Es ist, als ob die Konfrontation von Ländern und Armeen uns in Eigene und Fremde, in "Böse" und "Gute" spaltet – in der Psychologie nennt man das Spaltung. Es ist eine Abwehrreaktion der Psyche, die uns hilft, nicht verrückt zu werden. Die Spaltung teilt die Welt in Schwarz und Weiß ein und tritt oft in Extremsituationen auf. Für unsere Psyche ist es bequem, die Welt automatisch in Gut und Böse zu unterteilen, um sich selbst zu schützen. Daher auch die unterschiedliche Polarisierung der Meinungen der Menschen gegenüber Politikern und Staaten. Bei Politikern und Staaten ist der Fall klar: Wer Kriege anzettelt, ist für sie verantwortlich. Aber warum haben Sie Schuld- und Schamgefühle, wenn Sie nicht die Verantwortung übernehmen und Befehle erteilen? Und hier ist es wichtig, über Grenzen zu sprechen.
Wir definieren uns nämlich nicht nur "über uns selbst", sondern auch über die Zugehörigkeit zu einer Gruppe. Zum Beispiel zu einer sehr großen Gruppe. Zum Beispiel "wir Russen". Und in Friedenszeiten tut diese Zugehörigkeit vielleicht nicht weh, aber in dem Moment, in dem "du" im Fernsehen erfährst, dass "wir eine Militäroperation starten", und auf Facebook "du" als Aggressorland bezeichnet wirst, tut das plötzlich sehr, sehr weh. Denn dann ist es so, als ob "du" auch der "Böse" bist. Und zwar aufgrund der Zugehörigkeit, nicht wegen der tatsächlichen Taten, die man begangen hat. Und schlecht zu sein ist eine Schande.
Spulen wir nun alles zurück und kehren wir zu unseren eigenen Grenzen zurück. Hier müssen wir uns daran erinnern, dass wir alle Individuen sind. Und wir befinden uns in erzwungenen Umständen, die sich unserer Kontrolle entziehen. In der Tat ist die Verantwortung immer auf einen Bereich beschränkt, der direkt kontrolliert werden kann.

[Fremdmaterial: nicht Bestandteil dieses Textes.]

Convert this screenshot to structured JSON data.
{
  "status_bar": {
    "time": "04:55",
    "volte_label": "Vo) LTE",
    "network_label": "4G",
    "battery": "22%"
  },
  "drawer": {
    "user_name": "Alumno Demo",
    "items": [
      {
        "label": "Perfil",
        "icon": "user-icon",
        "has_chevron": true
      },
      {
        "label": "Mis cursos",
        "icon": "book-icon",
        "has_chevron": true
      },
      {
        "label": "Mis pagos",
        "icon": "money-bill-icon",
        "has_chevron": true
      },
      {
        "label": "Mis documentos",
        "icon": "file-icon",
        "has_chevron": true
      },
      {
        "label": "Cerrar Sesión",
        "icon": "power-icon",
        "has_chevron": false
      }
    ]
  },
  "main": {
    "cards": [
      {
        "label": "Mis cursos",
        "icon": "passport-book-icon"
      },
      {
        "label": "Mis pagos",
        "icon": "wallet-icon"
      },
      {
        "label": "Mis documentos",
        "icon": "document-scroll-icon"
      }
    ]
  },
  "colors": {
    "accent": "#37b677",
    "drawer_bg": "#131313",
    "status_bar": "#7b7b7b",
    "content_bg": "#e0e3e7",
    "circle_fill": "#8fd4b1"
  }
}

Wir alle haben eine Art eigenes Leben, das von "unserem Land" getrennt ist. Freunde, geliebte Menschen, Verwandte, Arbeit, Kinder, die Katze. Dort haben Sie zumindest eine gewisse Kontrolle über die Situation, was bedeutet, dass Sie Verantwortung und Pflichten haben. Konzentrieren Sie sich auf das, was Ihnen wichtig ist und was Ihnen nahe steht. Versuchen Sie, in Ihrem eigenen Leben so viel Gutes zu tun, wie Sie können? Sie brauchen sich nicht zu schämen, es ist nicht Ihre Schuld. Bei der Scham gibt es ein Paradoxon: Opfer von Gewalt empfinden oft sowohl Scham als auch Schuld – sie gibt ihnen zumindest eine Erklärung für die Sinnlosigkeit und Grausamkeit des Geschehens, denn etwas zu akzeptieren, das unvorhersehbar und unkontrollierbar ist, ist absolut unmöglich. Hier ist es also so, als ob wir uns selbst in der Rolle des Opfers der Gewalt anderer wiederfinden. Was können wir hier tun? Die Dinge beim richtigen Namen nennen. Schauen Sie sie genau an. Und sagen: Das bin nicht ich!